I actually get a decent sense of optimism when looking at Bird’s batted ball profile from this year compared to previous year. The good things that stand out right away: Soft% at career-low, Hard% up from last year, IFFB% at career-low. Avoiding hitting infield fly balls, limiting the amount of soft contact on balls in play and getting his hard hit percentage closer to the 2015 numbers are all things that should bode well for positive regression moving forward for Birdman.
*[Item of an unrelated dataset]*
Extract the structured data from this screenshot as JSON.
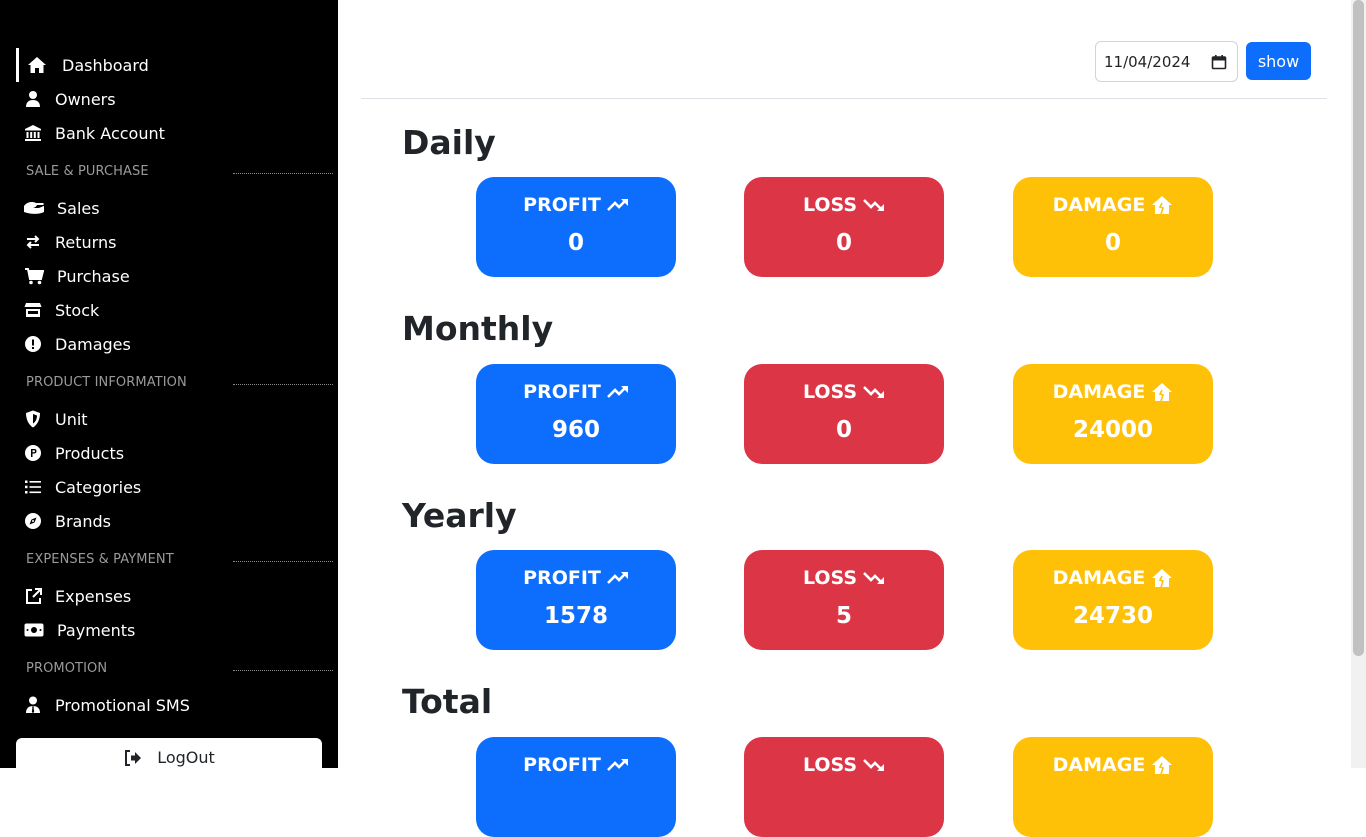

The not so great things I see here are in his LD%, GB% and Pull%. To the eye test and by the numbers so far, we can all tell that Greg Bird is taking an extreme pull-heavy approach this year. One reason his BABIP is so low is that his Ground Ball % is up to a career-high 41.3% this year. Being a lefty pull hitter you are going to get heavily shifted, and hitting ground balls into the shift is almost an automatic out these days. If Bird can trade some ground balls for more line drives and fly balls, we should see his offensive production skyrocket. I have faith that positive regression will bring his LD% closer to 20% and hopefully can get his GB% closer to 30%. Also, as we saw the other night, when Bird can use a more diverse all-fields approach he will see much greater production in BABIP & Batting Average.
Greg has always had good plate discipline so I won’t go into too much detail here, but I do want to call out a couple positive things.
- Career-high Contact % on pitches outside the zone (over 11% increase from last season)
- 4% increase on Contact % on pitches in the strike zone (up to 83% this year)
- Career-low Swinging Strike % (down to 10.5% this season so far)
- Very healthy 24.5% O-Swing % (considering the league average % of swings on pitches outside the zone this year is 30.5%)
Finally, looking at Greg Bird’s Statcast driven metrics (like we did previously with Gary) doesn’t show as optimistic of an outlook. Looking at his expected stats, we can see that based off Statcast metrics Bird should have a .207 batting average and a .397 slugging percentage good for a .316 xwOBA (222nd on the xwOBA leaderboard so far).
Conclusion: Greg Bird is doing a lot of things well, but also has a lot of room for improvement. If he can start hitting more line drives and fly balls and limit the number of pulled grounders into the shift, I think he can end the season closer to his 2015 numbers. Bottomline, there is a lot of baseball left this season. I think Greg is still getting into his groove after coming back from an injury-riddled past couple of years. Expect better production offensively moving forward for the Birdman of NY.